Absolument ! Voter le même jour la présidentielle et les législatives n’est pas une incongruité électorale. Premier cas de figure. Deuxième cas, le législateur peut aussi fixer les législatives quelques semaines après la présidentielle, comme Lionel Jospin l’avait fait en 2002 en France. Si cela est juridiquement faisable dans « les constitutions 5G » pourquoi pas ailleurs ? C’est ainsi que le Mali vient de proroger le mandat des députés de 2018 à 2020. Rappelez-vous après de multiples reports, les législatives gabonaises et togolaises avaient été prorogées de deux ans. Un simple projet de loi et hop ! grâce à la majorité mécanique, le tour est joué. Ce n’est pas un bien grand mal de coupler les deux scrutins, à condition d’obtenir un large consensus de l’ensemble des acteurs politiques.

Disons que techniquement l’on peut craindre dans la campagne électorale que l’enjeu de la présidentielle fausse un peu le jeu des législatives. Et, pour ce qui est de la participation, il faut noter un avantage indéniable à coupler les deux scrutins. Sans compter le gain de temps, d’économie et la cohérence du calendrier électoral, je parlerais même d’alignement des étoiles électorales. Et voilà comment Macky Sall pourrait échapper à une éventuelle cohabitation politique.

Pour tout vous dire, j’ai la faiblesse de penser qu’en 2022, il n’y aura pas de scrutin législatif. La présidentielle et les législatives seront couplées en 2024, sauf si le rapport de force venait à changer. Là encore, c’est le terrain qui commande.

Le débat sur le statut du chef de l’opposition est de plus en plus agité. Qu’en pensez-vous ?

C’est l’exemple parfait de querelles byzantines dont raffole la bulle politico-médiatique. Rappelez-vous pendant que les Turcs assiégeaient Byzance, les Byzantins au lieu d’organiser leur riposte, préféraient plutôt discuter du « sexe des anges ». C’est un faux débat. Pour être effectif, le statut de l’opposition a seulement besoin d’une loi organique conformément à l’article 58 de la Constitution. Toutefois, la sagesse commande d’attendre les résultats du prochain scrutin législatif. Et la bonne pratique recommande que le leader du parti d’opposition qui obtiendra le plus de sièges à l’Assemblée soit d’office déclaré chef de file de l’opposition.
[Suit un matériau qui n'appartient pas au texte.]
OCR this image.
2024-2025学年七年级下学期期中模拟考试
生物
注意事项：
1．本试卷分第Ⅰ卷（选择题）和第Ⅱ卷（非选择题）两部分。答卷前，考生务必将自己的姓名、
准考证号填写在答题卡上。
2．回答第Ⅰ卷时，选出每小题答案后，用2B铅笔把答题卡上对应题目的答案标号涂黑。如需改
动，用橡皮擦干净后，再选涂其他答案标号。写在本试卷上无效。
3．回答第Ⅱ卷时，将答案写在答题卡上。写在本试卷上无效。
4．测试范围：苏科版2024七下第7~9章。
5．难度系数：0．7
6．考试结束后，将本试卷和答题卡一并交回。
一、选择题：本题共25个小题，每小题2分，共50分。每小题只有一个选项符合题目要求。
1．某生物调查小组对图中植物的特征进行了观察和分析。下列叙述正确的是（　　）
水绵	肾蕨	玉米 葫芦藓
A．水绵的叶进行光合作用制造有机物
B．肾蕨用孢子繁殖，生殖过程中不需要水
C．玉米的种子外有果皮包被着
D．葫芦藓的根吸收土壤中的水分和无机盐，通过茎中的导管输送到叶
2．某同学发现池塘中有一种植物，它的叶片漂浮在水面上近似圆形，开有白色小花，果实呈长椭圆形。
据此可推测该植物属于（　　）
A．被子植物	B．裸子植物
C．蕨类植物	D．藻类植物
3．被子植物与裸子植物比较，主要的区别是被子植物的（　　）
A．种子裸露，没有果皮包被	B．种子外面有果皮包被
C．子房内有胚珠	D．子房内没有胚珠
Avec bien sûr, des droits et devoirs attachés à ce statut, c’est-à-dire un budget de fonctionnement, un cabinet, un personnel qualifié, etc. Sur ce plan, ayons l’humilité de regarder du côté du Burkina Faso, de la République de Guinée, du Mali, du Niger. Dans ces pays, le chef de file de l’opposition est connu de tous et reconnu par une loi organique. C’est un faux débat.
Les préoccupations des Sénégalais sont ailleurs. La santé, l’urgence climatique, le logement social, la sécurité alimentaire et l’éducation. Au cours des dix prochaines années, chaque humain, chaque gouvernement, chaque sénégalais devrait réfléchir à une réforme profonde de notre système éducatif. Là dessus, et sur bien d’autres sujets d’intérêt national – comme le service militaire obligatoire déjà effectif au Maroc -, j’ai transmis au premier des Sénégalais le fruit de mes modestes réflexions.